Futures were little changed in New York after rising 7.2% last week. Drillers reduced the number of rigs in service by 83 to 1,140, the lowest level since December 2011, according to data from Baker Hughes Inc. Oil workers at two BP Plc plants in the Midwest joined the biggest strike at refineries across the nation since 1980 as negotiations on a new labor contract stalled.
Oil slid almost 50% last year as US producers pumped crude at the fastest pace in more than three decades.
The Organization of Petroleum Exporting Countries also resisted calls to cut supply, signaling it would fight to maintain market share. Venezuela wants OPEC to discuss steps to halt price fluctuations, according to Oil Minister Asdrubal Chavez.
“We’re seeing signs that the market is beginning to give greater weight in its pricing to the likelihood that shale oil production in the US will be cut over coming months,” Ric Spooner, a chief strategist at CMC Markets in Sydney, said. “Whether the market can move past last week’s high of $54.24 for West Texas will probably be the next clue as to whether this dynamic can continue to push things higher.”
WTI for March delivery was at $51.82 a barrel in electronic trading on the New York Mercantile Exchange, up 13 cents, at 3:45 p.m. Singapore time. The contract climbed $1.21 to $51.69 on Feb. 6.
The volume of all futures traded was about 51% above the 100-day average.
Brent for March settlement was 15 cents lower at $57.65 a barrel on the London-based ICE Futures Europe exchange. It increased $1.23 to $57.80 on February 6. The European benchmark crude traded at a premium of $5.82 to WTI.
The total US rig count has shrunk by a record 435 in nine weeks, according to Baker Hughes. The drop of 37 at the Permian Basin, the nation’s largest oil field, was the steepest since the services company began reporting basin-by-basin counts in February 2011.
The lower rig count is “helpful” as a bigger share of the reduction was from more-productive horizontal facilities, Morgan Stanley said in an e-mailed report on February 9. The decrease “does not mean a steep decline in production is imminent” during the first half of this year, Barclays Plc said in a separate note.
The US oil boom has been driven by a combination of horizontal drilling and hydraulic fracturing, which has unlocked supplies from shale formations including the Permian and Eagle Ford in Texas and the Bakken in North Dakota.
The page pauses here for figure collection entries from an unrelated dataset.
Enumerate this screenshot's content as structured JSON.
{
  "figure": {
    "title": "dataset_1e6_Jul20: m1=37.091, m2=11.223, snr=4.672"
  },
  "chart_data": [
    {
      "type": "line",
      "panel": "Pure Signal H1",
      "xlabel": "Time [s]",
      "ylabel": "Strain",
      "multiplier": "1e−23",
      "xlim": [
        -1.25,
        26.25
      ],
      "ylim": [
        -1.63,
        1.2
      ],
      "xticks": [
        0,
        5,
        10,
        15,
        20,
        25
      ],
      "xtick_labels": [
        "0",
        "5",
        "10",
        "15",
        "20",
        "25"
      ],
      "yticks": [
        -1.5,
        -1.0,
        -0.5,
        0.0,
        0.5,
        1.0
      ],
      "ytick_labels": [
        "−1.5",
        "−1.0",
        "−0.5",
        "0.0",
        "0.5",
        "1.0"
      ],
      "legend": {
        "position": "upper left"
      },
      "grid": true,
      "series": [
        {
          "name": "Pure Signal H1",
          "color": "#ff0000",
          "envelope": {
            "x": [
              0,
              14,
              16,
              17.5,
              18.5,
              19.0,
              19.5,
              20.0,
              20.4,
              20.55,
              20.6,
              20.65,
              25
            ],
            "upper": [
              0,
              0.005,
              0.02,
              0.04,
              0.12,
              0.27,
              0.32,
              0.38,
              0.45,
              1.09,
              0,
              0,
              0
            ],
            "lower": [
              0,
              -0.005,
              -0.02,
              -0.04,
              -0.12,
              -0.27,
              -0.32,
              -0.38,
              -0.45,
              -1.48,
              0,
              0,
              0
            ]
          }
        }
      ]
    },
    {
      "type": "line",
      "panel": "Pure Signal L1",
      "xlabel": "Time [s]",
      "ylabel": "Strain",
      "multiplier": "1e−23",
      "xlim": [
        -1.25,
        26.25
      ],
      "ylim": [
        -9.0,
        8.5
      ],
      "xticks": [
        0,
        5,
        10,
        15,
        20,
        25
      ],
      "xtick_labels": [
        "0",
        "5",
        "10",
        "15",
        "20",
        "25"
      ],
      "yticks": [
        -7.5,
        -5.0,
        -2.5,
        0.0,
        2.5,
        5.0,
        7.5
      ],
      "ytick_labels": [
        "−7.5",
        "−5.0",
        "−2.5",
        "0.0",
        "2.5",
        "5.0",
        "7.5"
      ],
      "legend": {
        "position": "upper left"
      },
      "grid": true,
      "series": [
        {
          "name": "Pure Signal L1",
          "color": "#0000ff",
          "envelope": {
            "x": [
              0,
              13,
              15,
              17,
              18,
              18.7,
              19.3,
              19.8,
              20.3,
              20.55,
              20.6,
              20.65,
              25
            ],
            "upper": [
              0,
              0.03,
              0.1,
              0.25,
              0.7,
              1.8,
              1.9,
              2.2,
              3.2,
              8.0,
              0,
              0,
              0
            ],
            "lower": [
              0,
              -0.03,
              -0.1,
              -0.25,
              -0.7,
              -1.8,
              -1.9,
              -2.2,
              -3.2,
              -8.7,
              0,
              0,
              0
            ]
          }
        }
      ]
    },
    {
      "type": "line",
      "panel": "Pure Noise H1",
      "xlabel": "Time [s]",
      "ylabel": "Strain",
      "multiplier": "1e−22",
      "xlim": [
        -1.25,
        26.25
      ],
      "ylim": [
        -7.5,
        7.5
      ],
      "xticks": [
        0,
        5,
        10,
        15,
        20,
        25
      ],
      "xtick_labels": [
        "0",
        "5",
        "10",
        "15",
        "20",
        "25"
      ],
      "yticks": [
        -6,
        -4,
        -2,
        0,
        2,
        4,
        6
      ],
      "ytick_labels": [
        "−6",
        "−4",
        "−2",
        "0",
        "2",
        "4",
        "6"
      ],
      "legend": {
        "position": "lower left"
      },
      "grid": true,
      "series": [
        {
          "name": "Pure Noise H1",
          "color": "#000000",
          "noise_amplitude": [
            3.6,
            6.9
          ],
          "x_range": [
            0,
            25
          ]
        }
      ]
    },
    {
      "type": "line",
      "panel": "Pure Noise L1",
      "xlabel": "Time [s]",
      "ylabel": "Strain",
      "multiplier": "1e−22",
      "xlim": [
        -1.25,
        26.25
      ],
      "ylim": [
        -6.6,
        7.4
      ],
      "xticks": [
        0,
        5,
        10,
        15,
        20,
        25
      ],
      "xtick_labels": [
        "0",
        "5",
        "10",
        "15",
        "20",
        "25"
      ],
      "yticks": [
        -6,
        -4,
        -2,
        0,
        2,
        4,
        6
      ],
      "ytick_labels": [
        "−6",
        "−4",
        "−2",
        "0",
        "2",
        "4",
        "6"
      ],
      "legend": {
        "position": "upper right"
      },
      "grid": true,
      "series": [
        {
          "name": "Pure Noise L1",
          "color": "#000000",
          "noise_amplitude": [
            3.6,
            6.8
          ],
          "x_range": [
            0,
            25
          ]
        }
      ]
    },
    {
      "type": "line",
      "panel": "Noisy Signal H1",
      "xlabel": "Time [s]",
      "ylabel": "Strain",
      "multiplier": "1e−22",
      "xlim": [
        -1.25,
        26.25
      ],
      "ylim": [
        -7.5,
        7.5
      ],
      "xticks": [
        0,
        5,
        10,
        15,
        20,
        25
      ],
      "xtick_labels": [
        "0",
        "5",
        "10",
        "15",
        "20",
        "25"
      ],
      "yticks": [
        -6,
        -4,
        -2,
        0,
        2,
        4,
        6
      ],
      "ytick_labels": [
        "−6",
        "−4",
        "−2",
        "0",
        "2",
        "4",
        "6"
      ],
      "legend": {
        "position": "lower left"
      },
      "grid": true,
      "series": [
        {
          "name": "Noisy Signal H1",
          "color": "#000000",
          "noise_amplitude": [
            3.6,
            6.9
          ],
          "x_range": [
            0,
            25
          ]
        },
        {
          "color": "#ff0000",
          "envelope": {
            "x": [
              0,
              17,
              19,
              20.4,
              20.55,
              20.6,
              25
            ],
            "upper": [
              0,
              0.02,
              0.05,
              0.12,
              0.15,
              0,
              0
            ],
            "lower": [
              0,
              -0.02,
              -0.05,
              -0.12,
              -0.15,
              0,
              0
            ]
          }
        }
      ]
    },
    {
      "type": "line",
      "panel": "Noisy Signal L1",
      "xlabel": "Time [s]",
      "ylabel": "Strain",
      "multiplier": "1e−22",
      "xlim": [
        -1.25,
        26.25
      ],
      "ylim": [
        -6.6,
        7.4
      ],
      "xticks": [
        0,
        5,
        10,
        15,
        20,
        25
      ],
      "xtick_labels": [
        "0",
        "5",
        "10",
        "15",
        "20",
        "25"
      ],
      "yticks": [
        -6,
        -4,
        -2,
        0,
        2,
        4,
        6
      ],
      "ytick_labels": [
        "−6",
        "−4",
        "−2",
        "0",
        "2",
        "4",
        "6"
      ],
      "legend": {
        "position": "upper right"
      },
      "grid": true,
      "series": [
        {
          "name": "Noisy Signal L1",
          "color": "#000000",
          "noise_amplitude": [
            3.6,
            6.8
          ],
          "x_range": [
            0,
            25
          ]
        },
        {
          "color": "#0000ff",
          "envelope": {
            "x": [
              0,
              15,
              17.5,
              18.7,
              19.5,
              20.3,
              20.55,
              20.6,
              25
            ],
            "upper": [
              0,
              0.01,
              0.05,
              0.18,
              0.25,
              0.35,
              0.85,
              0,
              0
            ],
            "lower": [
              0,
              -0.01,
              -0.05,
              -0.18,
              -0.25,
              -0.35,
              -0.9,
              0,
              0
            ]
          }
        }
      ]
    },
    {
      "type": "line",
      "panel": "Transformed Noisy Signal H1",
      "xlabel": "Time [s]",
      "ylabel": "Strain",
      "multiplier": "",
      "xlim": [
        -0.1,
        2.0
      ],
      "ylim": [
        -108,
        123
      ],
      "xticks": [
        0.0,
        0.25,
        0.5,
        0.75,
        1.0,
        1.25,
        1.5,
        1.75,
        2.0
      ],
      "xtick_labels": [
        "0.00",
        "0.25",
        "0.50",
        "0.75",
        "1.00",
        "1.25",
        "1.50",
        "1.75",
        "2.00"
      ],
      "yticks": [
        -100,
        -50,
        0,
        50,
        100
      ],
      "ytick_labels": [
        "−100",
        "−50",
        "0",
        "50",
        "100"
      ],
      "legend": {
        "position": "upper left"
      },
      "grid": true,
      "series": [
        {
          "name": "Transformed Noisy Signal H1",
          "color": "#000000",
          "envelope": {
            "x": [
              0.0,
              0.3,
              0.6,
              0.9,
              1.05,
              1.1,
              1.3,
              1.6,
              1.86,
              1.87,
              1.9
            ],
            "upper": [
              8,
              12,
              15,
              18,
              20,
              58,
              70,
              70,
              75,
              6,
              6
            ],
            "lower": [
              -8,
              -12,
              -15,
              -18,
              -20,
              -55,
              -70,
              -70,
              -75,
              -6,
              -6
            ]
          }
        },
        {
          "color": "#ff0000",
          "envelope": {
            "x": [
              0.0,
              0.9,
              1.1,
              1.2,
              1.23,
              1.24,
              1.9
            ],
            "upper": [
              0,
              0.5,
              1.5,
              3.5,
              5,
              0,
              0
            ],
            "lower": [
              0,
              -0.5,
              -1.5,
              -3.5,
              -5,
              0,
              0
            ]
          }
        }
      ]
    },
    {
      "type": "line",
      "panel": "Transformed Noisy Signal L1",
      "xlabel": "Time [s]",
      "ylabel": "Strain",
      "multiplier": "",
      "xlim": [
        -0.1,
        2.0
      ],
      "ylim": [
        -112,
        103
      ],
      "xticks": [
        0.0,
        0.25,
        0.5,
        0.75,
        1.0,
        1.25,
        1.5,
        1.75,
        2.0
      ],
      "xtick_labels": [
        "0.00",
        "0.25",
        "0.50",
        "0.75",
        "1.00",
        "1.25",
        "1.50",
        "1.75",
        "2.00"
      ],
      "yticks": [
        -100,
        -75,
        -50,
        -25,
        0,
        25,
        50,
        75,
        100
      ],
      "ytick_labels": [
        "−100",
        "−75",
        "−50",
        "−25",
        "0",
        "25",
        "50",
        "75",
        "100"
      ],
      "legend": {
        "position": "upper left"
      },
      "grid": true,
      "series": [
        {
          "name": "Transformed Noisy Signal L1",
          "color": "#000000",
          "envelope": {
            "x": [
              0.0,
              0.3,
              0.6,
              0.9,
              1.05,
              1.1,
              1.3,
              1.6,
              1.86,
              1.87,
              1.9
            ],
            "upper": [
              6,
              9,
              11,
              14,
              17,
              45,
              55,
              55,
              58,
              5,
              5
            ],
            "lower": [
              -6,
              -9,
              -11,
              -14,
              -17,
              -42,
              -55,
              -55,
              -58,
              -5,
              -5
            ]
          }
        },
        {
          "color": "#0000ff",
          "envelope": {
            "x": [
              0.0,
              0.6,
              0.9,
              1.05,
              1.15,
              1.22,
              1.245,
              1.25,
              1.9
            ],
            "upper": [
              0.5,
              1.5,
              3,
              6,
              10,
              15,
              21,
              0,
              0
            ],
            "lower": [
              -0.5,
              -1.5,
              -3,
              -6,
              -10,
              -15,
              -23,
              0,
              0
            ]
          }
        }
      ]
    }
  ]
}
United Steelworkers will resume talks on a national labor contract for 30,000 oil workers on February 10, said two people with knowledge of the negotiations. The union, which went on strike at nine sites on February 1, is representing employees of more than 200 refineries, fuel terminals, pipelines and chemical plants.
Royal Dutch Shell Plc, which made six offers previously, is bargaining on behalf of companies including Exxon Mobil Corp. and Chevron Corp. BP is operating its refineries in Whiting, Indiana and Toledo, Ohio with replacement workers, Scott Dean, a Houston-based company spokesman, said in an e-mailed statement.
OPEC alone can’t maintain “reasonable prices” and cooperation with producers outside of the group is necessary, Venezuela’s Chavez said in a statement.
Venezuela was among OPEC members that called for a production cut at their November 27 meeting. The 12-member group, which supplies about 40% of the world’s oil, decided to maintain its collective quota at 30 million barrels a day. Output averaged 30.9 million a day in January, exceeding the target for an eighth straight month, according to data compiled.
The CBOE Crude Oil Volatility Index, which measures price fluctuations using options of the US Oil Fund, closed as high as 63.14 last week, the most since April 2009.
In China, crude imports fell to 27.98 million metric tons in January, data from the Beijing-based General Administration of Customs showed on Sunday. That’s equivalent to 6.62 million barrels a day, down 7.9% from a record high of 7.19 million a day in December.